The Soviets revealed that 92,000 persons had been evacuated from the Chornobyl area, with news reports of heroic efforts by workers to extinguish the fire at the plant, the evacuation of area residents and the entombment of the still-smoldering reactor.

Dr. Robert Gale, an American specialist on bone marrow transplants who had been treating accident victims in Moscow, said that there would be more casualties in the weeks to come, noting that seven out of 35 patients under his care had died as a result of radiation exposure.

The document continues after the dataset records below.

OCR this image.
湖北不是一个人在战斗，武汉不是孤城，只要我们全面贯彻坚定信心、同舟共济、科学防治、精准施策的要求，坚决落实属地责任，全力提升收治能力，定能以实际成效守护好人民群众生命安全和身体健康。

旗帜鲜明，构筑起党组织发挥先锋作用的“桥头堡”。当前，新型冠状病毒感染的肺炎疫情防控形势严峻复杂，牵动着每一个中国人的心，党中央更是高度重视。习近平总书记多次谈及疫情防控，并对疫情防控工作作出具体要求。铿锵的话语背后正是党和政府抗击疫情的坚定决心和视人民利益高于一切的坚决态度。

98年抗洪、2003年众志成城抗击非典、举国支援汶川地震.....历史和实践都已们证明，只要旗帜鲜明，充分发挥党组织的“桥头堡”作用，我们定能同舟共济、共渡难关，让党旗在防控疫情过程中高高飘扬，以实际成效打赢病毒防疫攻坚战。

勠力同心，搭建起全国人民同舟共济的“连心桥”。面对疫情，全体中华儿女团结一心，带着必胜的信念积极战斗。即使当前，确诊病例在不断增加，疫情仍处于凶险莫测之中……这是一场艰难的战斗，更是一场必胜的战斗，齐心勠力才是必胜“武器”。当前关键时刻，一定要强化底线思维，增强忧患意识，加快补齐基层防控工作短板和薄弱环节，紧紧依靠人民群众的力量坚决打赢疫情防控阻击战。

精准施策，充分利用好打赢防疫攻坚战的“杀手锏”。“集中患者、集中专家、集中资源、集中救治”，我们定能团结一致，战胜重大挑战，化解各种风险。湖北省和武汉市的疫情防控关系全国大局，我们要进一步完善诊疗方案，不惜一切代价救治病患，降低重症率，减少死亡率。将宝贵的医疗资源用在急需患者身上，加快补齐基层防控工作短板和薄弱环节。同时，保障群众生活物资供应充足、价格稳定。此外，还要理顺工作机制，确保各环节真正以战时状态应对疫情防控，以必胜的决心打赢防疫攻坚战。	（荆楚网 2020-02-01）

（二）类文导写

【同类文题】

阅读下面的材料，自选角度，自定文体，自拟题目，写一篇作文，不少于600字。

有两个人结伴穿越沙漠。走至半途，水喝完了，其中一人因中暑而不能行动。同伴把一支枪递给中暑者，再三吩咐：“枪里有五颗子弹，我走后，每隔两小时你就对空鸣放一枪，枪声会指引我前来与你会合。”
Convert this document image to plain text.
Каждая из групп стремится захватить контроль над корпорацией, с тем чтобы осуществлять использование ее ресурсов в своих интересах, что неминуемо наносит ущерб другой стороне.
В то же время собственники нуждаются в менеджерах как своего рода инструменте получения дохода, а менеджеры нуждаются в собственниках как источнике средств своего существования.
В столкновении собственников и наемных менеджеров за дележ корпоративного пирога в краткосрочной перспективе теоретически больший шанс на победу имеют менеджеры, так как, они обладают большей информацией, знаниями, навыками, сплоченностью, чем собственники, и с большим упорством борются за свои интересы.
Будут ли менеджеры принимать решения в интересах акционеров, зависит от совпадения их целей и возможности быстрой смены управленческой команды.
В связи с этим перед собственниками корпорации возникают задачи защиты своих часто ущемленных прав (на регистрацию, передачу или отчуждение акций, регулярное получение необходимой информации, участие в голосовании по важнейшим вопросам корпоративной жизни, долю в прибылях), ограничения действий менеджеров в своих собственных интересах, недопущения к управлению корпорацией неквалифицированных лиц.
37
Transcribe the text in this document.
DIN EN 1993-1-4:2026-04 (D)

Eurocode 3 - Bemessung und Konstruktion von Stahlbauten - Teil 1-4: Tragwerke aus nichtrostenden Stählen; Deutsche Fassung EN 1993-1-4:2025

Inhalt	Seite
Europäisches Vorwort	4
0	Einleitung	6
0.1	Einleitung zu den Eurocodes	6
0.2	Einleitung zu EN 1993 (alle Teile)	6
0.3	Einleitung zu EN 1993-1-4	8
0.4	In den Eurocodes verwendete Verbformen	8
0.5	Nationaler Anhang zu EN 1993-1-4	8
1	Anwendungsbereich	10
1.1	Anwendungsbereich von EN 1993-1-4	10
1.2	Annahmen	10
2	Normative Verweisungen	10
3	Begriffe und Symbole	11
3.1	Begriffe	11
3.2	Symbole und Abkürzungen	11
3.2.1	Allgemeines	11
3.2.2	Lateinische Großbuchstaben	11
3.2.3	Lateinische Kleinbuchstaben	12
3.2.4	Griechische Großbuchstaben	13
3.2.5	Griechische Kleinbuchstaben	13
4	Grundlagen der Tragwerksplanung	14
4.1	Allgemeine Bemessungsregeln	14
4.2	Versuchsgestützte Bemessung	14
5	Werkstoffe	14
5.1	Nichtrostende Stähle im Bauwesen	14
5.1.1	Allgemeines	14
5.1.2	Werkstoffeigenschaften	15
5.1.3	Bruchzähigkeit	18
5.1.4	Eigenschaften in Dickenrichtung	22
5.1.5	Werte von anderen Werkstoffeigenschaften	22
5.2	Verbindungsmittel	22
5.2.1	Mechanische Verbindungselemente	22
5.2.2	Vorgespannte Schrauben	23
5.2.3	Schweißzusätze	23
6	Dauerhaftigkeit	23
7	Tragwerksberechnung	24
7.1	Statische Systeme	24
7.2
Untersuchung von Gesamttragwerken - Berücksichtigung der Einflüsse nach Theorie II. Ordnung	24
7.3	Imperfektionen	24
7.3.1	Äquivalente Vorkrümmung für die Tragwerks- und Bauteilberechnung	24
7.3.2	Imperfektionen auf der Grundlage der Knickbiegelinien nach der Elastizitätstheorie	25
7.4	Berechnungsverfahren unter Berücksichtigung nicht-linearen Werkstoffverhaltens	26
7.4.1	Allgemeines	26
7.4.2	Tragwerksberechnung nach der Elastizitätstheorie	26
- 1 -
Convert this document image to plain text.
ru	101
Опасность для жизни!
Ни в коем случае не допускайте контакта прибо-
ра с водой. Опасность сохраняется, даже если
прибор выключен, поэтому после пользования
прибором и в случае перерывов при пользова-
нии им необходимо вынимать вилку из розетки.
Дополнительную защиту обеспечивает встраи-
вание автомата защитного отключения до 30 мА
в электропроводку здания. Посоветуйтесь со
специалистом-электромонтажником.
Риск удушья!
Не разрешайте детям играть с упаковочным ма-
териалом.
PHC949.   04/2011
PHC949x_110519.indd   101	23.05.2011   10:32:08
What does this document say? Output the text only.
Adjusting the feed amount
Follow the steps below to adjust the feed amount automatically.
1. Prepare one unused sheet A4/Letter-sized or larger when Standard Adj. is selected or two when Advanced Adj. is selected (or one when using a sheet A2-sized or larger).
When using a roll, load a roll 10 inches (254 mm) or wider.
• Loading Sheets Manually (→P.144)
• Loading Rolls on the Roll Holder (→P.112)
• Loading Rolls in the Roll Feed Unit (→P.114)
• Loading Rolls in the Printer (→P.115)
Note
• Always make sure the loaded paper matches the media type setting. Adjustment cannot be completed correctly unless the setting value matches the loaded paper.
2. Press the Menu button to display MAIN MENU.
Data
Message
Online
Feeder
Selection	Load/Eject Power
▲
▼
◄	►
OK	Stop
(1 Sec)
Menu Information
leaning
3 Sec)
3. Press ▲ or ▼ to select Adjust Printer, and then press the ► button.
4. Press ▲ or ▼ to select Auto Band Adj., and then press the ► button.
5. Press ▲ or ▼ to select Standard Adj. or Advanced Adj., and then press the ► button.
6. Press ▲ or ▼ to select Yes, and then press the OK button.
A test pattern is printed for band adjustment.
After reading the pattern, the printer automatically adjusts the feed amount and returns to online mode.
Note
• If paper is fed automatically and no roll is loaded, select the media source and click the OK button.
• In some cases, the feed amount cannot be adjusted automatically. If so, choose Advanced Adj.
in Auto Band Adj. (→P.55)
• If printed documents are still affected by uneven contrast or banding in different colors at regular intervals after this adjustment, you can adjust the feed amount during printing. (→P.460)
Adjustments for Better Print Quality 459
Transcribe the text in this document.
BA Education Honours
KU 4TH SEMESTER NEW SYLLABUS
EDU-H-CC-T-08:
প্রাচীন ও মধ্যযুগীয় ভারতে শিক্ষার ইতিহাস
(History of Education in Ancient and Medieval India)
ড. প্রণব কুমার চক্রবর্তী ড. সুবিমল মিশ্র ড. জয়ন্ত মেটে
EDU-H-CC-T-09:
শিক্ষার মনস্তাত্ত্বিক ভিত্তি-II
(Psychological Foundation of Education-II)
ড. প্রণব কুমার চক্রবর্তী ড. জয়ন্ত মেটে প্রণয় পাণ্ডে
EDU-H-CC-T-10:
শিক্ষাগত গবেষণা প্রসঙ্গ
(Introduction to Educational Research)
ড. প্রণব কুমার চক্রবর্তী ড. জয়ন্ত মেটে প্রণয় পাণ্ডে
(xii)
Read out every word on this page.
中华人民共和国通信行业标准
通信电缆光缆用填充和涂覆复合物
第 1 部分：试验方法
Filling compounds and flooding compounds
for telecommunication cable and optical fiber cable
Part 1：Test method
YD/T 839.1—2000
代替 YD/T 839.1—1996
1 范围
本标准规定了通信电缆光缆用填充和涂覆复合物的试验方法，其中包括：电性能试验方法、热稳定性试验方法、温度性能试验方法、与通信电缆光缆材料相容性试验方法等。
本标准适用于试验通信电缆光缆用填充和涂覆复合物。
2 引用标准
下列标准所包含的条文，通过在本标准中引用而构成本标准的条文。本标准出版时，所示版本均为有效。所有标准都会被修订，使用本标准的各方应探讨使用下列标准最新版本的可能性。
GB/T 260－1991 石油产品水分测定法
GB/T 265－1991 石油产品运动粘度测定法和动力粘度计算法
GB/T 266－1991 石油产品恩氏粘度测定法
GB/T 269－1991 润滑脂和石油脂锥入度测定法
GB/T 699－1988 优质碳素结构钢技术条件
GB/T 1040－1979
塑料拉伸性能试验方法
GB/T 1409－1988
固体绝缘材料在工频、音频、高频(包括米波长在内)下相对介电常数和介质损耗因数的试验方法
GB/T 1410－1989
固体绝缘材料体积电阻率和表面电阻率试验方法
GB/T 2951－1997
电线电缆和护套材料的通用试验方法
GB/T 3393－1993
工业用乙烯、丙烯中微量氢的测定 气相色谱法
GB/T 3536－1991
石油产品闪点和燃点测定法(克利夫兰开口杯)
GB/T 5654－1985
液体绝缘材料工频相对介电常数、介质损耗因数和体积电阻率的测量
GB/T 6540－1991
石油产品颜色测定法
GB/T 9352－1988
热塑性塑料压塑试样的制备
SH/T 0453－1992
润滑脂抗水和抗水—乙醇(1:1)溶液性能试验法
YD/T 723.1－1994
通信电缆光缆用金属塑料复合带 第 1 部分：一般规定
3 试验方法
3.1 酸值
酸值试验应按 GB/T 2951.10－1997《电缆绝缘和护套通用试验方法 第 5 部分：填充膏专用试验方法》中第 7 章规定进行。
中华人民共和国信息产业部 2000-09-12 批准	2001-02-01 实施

Soviet reprisals fell on A. Sicharenko, an engineer and local party official from Prypiat, and another party official, A. Shapoval, who Pravda reported had ignored their duties during the evacuation of employees and residents. Mr. Shapoval was stripped of his Communist Party membership, while Mr. Sicharenko was given a “severe reprimand.” A third official, A. Gubsky, secretary of the local construction organization, was given an unspecified punishment for failing “to give a timely, principled assessment of what had occurred.”

The Weekly’s editorial of May 18, 1986, commented: “…We fear the Soviets are conducting a cover-up much like the one that hid the awesome Ukrainian Famine of 1932-1933 from the world’s view. We fear – though we sincerely hope such fears prove groundless – that the casualties of the Chornobyl disaster are much higher than the Kremlin admits. We fear the dead are buried and that a shroud of silence has been draped over Ukraine. …Western journalists … are being shown only what the Kremlin wants them to see: the Potemkin villages of 1986. We believe that the health of countless residents of Ukraine has been jeopardized by Soviet attempts to manifest normalcy.”

After 18 days of silence, the editorial noted, Mr. Gorbachev “acknowledges that nine are dead and 299 hospitalized, and then proceeds to use the situation for Soviet propaganda: to call for a nuclear test ban, to suggest that the International Atomic Energy Agency [the United Nations nuclear watchdog agency] be strengthened, and to condemn the Western media for sensationalizing the Chornobyl accident.”